Nzeyimaana Emmanuel fled to Uganda in 2014. The government gave him use of a nine-by-nine meter plot of land in Kyangwali. The recent violence in Congo forced his family to join him.
He says we used to farm, but now the gardens have been reduced. Because of the influx, they told us we can’t continue farming.
Uganda began allocating land to refugees in the early 1960s. Ownership remains with the government or host communities, but refugees use the plots for free, building small homes of mud and wattle and cultivating small gardens. The goal is to make refugees self-reliant and able to feed themselves.
But amid the influx from Congo, the government says it must redesign some settlements, including Kyangwali. Musa Ecweru is Uganda’s minister for relief, disaster management and refugees.

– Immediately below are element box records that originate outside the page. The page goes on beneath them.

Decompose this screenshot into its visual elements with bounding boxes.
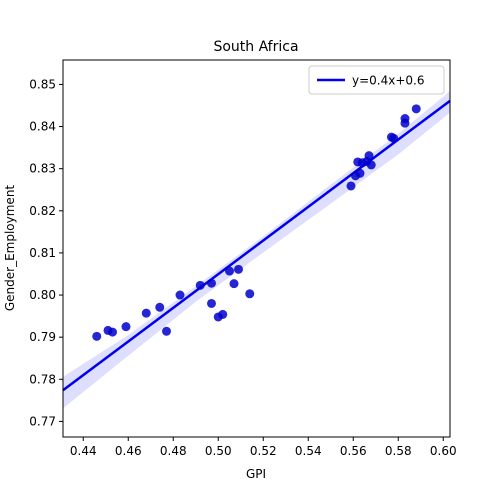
y-tick-label: 0.77 <box>29 414 56 428</box>
scatter-points-group <box>92 104 421 341</box>
x-tick-label: 0.54 <box>295 444 322 458</box>
scatter-point <box>121 322 131 332</box>
x-tick-label: 0.60 <box>430 444 457 458</box>
y-tick-label: 0.84 <box>29 120 56 134</box>
plot-frame <box>62 59 451 438</box>
x-tick-label: 0.44 <box>70 444 97 458</box>
scatter-point <box>195 280 205 290</box>
scatter-point <box>162 326 171 336</box>
y-axis: 0.77 0.78 0.79 0.80 0.81 0.82 0.83 0.84 0.85 <box>29 77 63 428</box>
y-tick-label: 0.83 <box>29 162 56 176</box>
scatter-point <box>175 290 185 300</box>
scatter-point <box>346 181 356 191</box>
legend-entry-label: y=0.4x+0.6 <box>352 74 424 88</box>
regression-line-group <box>62 99 451 392</box>
y-axis-label: Gender_Employment <box>3 185 17 312</box>
scatter-point <box>92 331 102 341</box>
scatter-point <box>389 133 399 143</box>
x-axis-label: GPI <box>246 467 266 481</box>
scatter-point <box>366 160 376 170</box>
scatter-point <box>207 278 216 288</box>
plot-area <box>62 59 451 438</box>
scatter-point <box>108 327 117 337</box>
scatter-point <box>234 264 243 274</box>
chart-title: South Africa <box>213 39 298 55</box>
scatter-point <box>225 266 234 276</box>
scatter-point <box>400 114 410 124</box>
scatter-point <box>141 308 151 318</box>
confidence-band-group <box>63 91 450 409</box>
scatter-point <box>155 302 165 312</box>
x-tick-label: 0.56 <box>340 444 367 458</box>
regression-line <box>62 99 451 392</box>
x-tick-label: 0.50 <box>205 444 232 458</box>
scatter-point <box>229 279 239 289</box>
regression-confidence-band <box>63 91 450 409</box>
legend-box <box>308 65 445 95</box>
scatter-point <box>218 309 228 319</box>
y-tick-label: 0.85 <box>29 77 56 91</box>
y-tick-label: 0.81 <box>29 246 56 260</box>
scatter-point <box>364 151 374 161</box>
x-tick-label: 0.46 <box>115 444 142 458</box>
y-tick-label: 0.80 <box>29 288 56 302</box>
scatter-point <box>355 168 365 178</box>
y-tick-label: 0.82 <box>29 204 56 218</box>
legend: y=0.4x+0.6 <box>308 65 445 95</box>
x-tick-label: 0.52 <box>250 444 277 458</box>
x-tick-label: 0.48 <box>160 444 187 458</box>
scatter-point <box>411 104 421 114</box>
x-axis: 0.44 0.46 0.48 0.50 0.52 0.54 0.56 0.58 0.60 <box>70 437 457 458</box>
scatter-point <box>207 298 216 308</box>
y-tick-label: 0.79 <box>29 330 56 344</box>
scatter-point <box>245 289 255 299</box>
x-tick-label: 0.58 <box>385 444 412 458</box>
y-tick-label: 0.78 <box>29 372 56 386</box>
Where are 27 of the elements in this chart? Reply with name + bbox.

“So that refugees will not be scattered through the camp like we have to date handled,” he said. “We are going to reorganize them to the extent that there will be settlement on just one side of the camp. And then three quarters of the camp will be used for extensive agriculture.”
The refugee influx from Congo over past three months has already exceeded the U.N.’s projection for all of 2018, and more are expected.
But a potentially bigger challenge remains in northern Uganda. That part of the country is home to more than one million South Sudanese refugees, most of whom have arrived since 2016.
The influx has created tension with locals who feel the refugees get better treatment than they do.
“You find the citizen of this country going hungry,” said Gilbert Olanya, a member of national parliament from northern Uganda. “There is no food, but refugees are being supplied with enough food. No proper medical services but refugees come, they have medical services. No water supplies, but in the camps there is water. Therefore, we really feel the government is not doing much for the local people who have given their land for the refugees to settle in.”
Some communities have demanded they also get priority for jobs with aid groups serving the refugees.
Frustrations have flared in recent months. There have been reports of local residents assaulting refugees, attempting to block access for aid groups or burning the groups’ vehicles.